Перед будущим посланцем в Париж стоял шестидесятилетний старик, с молодых лет сохранивший большой зачес теперь уже полуседых волос. Волосы откинуты назад в виде гривы настоящего льва. Лагорио нравилось в жизни отождествлять себя с обликом этого сильного и красивого животного. Как пламя огня, небрежно наброшенный на правое плечо конец малинового шарфа. Брови странным образом скатываются от середины лба к вискам. Горбинка носа выдает настоящего римлянина. Темные усы, длинная седая, к тому же фасонно вытянутая на конус бородка. Округлые розовые уши. Цену себе такой человек знает, но, как говорится, никогда ее не показывает. Смотрит, будто магнетизирует собеседника. Вот он какой этот Лагорио! Николай сотни раз общался с ним и, оказывается, никогда не видел его настоящего лица.

… А через два месяца Гриценко был за границей и сидел перед взором знаменитейшего русского художника. Мастерская Боголюбова находилась в середине самой длинной парижской улицы Вижирар. Улица протяженностью более четырех километров проходила на месте древней римской дороги по левому берегу Сены, оставляя позади себя заросли Люксембургского сада. Из просторного светлого помещения мастерской виднелись небольшие окна коренных парижан и тянущиеся к небу верхушки крупнолиственных дубов…

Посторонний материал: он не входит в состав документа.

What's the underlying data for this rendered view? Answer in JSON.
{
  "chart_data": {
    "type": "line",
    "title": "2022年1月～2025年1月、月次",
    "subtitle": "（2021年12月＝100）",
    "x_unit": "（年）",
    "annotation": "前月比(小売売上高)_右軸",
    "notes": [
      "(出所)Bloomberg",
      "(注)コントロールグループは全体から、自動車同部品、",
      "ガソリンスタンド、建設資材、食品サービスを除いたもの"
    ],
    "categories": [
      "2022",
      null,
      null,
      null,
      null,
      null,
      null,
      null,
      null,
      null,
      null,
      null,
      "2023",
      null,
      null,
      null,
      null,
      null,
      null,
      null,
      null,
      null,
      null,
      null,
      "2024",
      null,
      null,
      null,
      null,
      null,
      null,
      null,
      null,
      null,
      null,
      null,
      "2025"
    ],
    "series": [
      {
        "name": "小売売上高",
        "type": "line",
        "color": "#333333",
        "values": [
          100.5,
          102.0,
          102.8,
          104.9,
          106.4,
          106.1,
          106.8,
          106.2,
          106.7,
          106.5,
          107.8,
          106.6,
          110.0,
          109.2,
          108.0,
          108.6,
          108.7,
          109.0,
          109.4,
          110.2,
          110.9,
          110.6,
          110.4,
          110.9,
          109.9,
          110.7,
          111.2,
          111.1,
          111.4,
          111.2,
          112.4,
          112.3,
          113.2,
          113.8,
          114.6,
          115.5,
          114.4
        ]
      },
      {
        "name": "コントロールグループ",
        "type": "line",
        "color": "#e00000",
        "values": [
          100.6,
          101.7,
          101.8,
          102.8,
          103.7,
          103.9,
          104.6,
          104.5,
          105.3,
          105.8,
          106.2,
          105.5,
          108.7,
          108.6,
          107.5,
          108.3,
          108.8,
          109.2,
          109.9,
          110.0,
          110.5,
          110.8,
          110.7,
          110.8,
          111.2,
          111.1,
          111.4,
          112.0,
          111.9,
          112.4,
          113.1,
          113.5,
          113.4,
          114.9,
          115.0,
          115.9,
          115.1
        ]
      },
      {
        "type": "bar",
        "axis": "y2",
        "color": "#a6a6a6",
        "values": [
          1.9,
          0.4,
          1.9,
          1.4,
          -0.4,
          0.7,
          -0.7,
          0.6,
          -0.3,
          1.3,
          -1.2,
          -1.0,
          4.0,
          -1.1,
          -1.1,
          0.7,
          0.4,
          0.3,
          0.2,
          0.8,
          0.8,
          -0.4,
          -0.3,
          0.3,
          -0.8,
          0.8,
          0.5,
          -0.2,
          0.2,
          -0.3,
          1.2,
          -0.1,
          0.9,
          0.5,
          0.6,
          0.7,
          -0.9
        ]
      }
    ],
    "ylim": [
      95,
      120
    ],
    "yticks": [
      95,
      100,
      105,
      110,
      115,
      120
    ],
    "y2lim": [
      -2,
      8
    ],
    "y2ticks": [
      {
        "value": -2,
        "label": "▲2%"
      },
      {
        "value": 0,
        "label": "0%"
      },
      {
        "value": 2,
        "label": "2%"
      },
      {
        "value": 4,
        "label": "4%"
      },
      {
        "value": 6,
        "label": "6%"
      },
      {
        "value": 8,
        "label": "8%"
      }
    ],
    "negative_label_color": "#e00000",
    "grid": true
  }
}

Николай всегда с жадностью ловил каждое слово старого живописца, обласканного в свое время царским Двором и уважаемого столичной знатью. Авторитет Боголюбова был весьма велик, а слово непререкаемо. Да и по виду он выглядел крепким грибом-боровиком. Ни больше, ни меньше – внук самого Александра Николаевича Радищева, писателя и мыслителя, наделавшего когда-то много шуму в России. Родился Алексей Петрович от дочери Радищева Феклы и от Петра Гавриловича Боголюбова. Потомок, хоть и не вышел лицом в деда, зато шит был не лыком: седовлас, с крупным носом, высоким лбом и светло-голубыми, почти лазоревыми глазами. Густо росли седые усы и такая же белая борода с разлетом в обе стороны. Широкие коричневые брови с проседью, умные с лукавинкой глаза и переносье, схваченное глубокими морщинами, как двумя скобками.

С особым любопытством вглядывался Николай в движения руки мастера, стоящего у мольберта. Всякий раз молодому художнику хотелось предугадать, где и как будет нанесен на полотно очередной мазок краски. И он радовался, как малое дитя, когда угадывал намерения своего учителя.

Бежали дни. Николай стал понимать, что великая русская школа академического классицизма с ее канонами стала теснить устремления нового поколения художников. Он сравнивал живопись с русской поэзией и все чаще приходил к выводу: после Жуковского, Сумарокова, Державина, Батюшкова народилось новое племя – Пушкин, Лермонтов, Фет, Некрасов, Плещеев… И в живописи то же самое: после Венецианова, Иванова, Левицкого, Рокотова, Брюллова выросла целая плеяда новых художников. Возьми, например, передвижников – романтики, чувственники. На смену античным мотивам у них пришло изображение настоящей живой природы и человека во всей его полной красоте.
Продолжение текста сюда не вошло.